The most heated part of the discussion was about Microsoft message around the HTML 5 vs Silverlight. Steve Balmer’s message about Silverlight was… well there was no message, he didn’t explicitly talk about it. Of course, he talked a lot about Windows Phone 7 development, which has to be done in Silverlight, but he didn’t mention the ‘S’ word
What he did talk about though was HTML 5. As I mentioned yesterday, that was one of his key messages: Internet Explorer 9 / HTML 5. That was touted as the “glue between the client and the server”. If you read between the lines, you may interpret that Microsoft is now putting its weight behind HTML 5 instead of Silverlight. If you can read between the lines, you can read it in-the-lines of Bob Muglia, Microsoft President in charge of server and tools business.
This didn’t escape many of the people in the room. One of them actually made himself a Silverllight expert and basically just learned that he was old news. As he said, the problem with Silverlight is that once you’ve tried it, you don’t want to go back to java script!
It’s funny, because another person in the room got the same uneasy feeling when we talked about TFS in Azure. That person is an expert in TFS infrastructure and he just learned… he was old news. Both of those are MVPs, so I guess they felt betrayed on many levels.
But above betrayals, if you’re cutting edge today, where should you go? And where should you advise people to go?
Well… the thing is, I believe the question is still open.

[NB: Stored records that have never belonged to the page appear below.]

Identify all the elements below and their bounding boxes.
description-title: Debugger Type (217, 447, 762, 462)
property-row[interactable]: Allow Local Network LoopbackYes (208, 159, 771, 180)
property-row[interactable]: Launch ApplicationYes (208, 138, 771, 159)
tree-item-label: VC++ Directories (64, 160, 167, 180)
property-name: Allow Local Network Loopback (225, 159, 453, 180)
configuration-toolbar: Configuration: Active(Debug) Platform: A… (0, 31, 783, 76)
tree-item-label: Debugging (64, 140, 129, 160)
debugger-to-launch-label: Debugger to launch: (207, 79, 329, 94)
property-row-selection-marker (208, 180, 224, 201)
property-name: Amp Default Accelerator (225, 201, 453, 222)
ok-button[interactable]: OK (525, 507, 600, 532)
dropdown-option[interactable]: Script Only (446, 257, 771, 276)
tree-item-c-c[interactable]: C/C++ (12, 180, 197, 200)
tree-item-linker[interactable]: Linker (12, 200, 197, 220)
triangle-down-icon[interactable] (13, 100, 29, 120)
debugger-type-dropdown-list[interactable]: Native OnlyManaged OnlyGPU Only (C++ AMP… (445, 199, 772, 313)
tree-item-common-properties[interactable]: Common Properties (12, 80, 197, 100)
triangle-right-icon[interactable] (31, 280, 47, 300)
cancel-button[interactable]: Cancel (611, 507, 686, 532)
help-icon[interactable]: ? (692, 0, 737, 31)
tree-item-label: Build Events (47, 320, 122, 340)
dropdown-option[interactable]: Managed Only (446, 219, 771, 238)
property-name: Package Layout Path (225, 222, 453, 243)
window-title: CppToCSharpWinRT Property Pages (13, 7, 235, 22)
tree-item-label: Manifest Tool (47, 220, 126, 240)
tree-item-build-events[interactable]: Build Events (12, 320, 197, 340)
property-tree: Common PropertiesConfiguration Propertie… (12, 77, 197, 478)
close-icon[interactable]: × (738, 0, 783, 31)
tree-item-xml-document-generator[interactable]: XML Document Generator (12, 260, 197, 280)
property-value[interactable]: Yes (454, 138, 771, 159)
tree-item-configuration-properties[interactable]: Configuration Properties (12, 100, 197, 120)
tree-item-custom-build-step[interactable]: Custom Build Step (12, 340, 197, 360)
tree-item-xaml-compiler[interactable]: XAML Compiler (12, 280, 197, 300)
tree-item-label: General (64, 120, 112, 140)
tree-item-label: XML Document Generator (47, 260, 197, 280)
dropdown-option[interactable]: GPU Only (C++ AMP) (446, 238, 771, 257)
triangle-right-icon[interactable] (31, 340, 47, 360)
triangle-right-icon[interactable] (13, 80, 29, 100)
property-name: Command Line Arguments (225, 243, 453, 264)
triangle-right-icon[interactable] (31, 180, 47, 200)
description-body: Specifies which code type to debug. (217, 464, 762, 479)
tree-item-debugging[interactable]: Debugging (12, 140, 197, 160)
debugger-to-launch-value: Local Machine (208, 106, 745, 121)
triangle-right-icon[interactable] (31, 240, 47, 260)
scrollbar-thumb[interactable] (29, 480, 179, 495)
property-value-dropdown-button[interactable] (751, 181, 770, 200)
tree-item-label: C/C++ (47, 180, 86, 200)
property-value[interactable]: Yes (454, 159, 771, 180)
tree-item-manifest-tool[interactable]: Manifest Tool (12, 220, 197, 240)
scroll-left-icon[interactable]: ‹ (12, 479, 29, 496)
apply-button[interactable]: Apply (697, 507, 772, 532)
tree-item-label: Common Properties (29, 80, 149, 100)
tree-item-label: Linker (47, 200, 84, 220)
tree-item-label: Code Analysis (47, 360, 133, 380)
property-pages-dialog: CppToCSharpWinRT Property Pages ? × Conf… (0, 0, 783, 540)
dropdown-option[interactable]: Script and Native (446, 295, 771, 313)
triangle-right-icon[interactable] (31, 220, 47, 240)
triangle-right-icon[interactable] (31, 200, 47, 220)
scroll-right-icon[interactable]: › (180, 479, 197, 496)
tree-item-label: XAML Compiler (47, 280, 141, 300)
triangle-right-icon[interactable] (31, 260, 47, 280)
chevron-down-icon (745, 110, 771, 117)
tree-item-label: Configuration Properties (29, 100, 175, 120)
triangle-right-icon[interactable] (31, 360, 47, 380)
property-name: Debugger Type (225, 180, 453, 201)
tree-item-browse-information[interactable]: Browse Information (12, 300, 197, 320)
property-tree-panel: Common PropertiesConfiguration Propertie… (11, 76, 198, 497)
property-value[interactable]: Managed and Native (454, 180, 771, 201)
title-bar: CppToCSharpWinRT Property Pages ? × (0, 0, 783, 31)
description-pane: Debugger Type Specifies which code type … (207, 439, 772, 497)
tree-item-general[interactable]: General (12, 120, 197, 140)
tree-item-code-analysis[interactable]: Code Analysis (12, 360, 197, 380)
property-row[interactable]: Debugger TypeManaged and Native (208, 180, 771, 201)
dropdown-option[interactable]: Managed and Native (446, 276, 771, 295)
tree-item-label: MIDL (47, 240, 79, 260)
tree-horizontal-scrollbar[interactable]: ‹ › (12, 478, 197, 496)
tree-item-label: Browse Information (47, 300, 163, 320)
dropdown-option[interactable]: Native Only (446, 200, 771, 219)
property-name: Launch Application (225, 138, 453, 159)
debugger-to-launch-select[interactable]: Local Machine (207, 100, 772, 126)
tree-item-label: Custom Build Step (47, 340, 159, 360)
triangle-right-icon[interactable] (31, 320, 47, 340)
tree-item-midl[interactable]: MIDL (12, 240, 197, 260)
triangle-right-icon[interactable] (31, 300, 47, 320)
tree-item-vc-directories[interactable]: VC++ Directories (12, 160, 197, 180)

That said, HTML 5 is offering quite a good share of what Silverlight is able to offer to the end-user. The coverage is way broader. But the developer experience is quite something else. Hence the complaints in the room.
Now I can see where Microsoft is coming from. They tied Internet Explorer 9 to the OS (it runs only on Windows Vista and more recent OS) in order to leverage the capacity to use hardware acceleration. That makes IE9 the fastest OS rendering and animating HTML-5. The competition will have trouble to follow them, especially that most of them (e.g. Chrome, Fire Fox) are available on many platforms. So they basically threw a curve at the competition.
A problem with this is that HTML 5 will be standard but the speed won’t. So you’re back to square one: do you want to develop rich application on a platform where the performance highly depends on the browser?
I think the dice have been thrown, but they’re still rolling on the table. For interactive-UI app, Flash & Silverlight will be the way to go for quite a while. But for simpler UI (ie %90 of what you interact with everyday), HTML is back in the game with HTML 5.
A lot of arguments in the room were around the fact that a lot of companies still have IE 6 on their desktop. Well, cutting-edge client computing isn’t happening on your corporate desktop, isn’t it? The winner of the cutting-edge competition today will end-up on your corporate desktop. Microsoft has two horses in the race, hedging their bet.